Indigenous Communities

and the Environment

Guanaba Indigenous Protected Area - fact sheet

Australian Government Department of the Environment and Water Resources, September 2006
© Commonwealth of Australia

PDF file

Extract from the fact sheet

At the foot of Mount Tamborine near the Queensland-New South Wales border, the 100 hectares (one square kilometre) of Guanaba Indigenous Protected Area (IPA) features dense rainforest and vine thickets, eucalypt woodlands and picturesque creeks.

Located 90 kilometres south of Brisbane near the township of Tamborine, Guanaba's vegetation and steeply forested landscape form part of the greater Mount Tamborine escarpment. This escarpment is a richly diverse complex of 10 ecosystems with around 945 plant species, and is also the stronghold for several nationally threatened animals.

As well as protecting these plants and animals, IPA funding is helping local Aboriginal people restore their cultural traditions, which have suffered from the changes wrought by white settlement and removal from the land.

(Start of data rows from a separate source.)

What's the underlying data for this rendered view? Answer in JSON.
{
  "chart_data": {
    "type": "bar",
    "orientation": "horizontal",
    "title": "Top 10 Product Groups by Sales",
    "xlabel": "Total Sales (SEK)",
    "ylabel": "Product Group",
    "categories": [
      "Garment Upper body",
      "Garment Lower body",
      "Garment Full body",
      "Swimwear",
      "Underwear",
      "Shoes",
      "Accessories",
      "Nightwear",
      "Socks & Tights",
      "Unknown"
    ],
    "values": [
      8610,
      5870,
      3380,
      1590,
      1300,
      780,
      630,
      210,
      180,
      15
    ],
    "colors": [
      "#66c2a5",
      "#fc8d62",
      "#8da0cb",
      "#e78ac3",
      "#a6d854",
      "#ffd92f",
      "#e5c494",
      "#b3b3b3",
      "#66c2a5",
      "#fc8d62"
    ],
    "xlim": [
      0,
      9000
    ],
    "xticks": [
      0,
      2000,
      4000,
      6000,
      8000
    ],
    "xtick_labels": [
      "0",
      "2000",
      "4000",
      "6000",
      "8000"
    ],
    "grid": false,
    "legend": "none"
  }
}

Guanaba is linked to the state-managed Mount Tambourine National Park by a privately-owned vegetation corridor. IPA land management activities reflect this relationship and are undertaken with Queensland Parks and Wildlife Service advice and assistance. These activities focus on conserving Guanaba's high levels of biodiversity through a weed removal program, and soil and catchment protection to prevent erosion on steep slopes.

Several of Guanaba's animal species are listed under the Environment Protection and Biodiversity Conservation Act 1999. The longnosed potoroo, brush-tailed rock-wallaby and three-toed snake-toothed skink are listed as vulnerable. The spotted-tail quoll, Fleay's frog and giant barred-frog are listed as endangered.

The declaration of Guanaba IPA in November 2000 was made under World Conservation Union (IUCN) Category IV - Habitat/Species Management Area: Protected Area managed mainly for conservation through management intervention.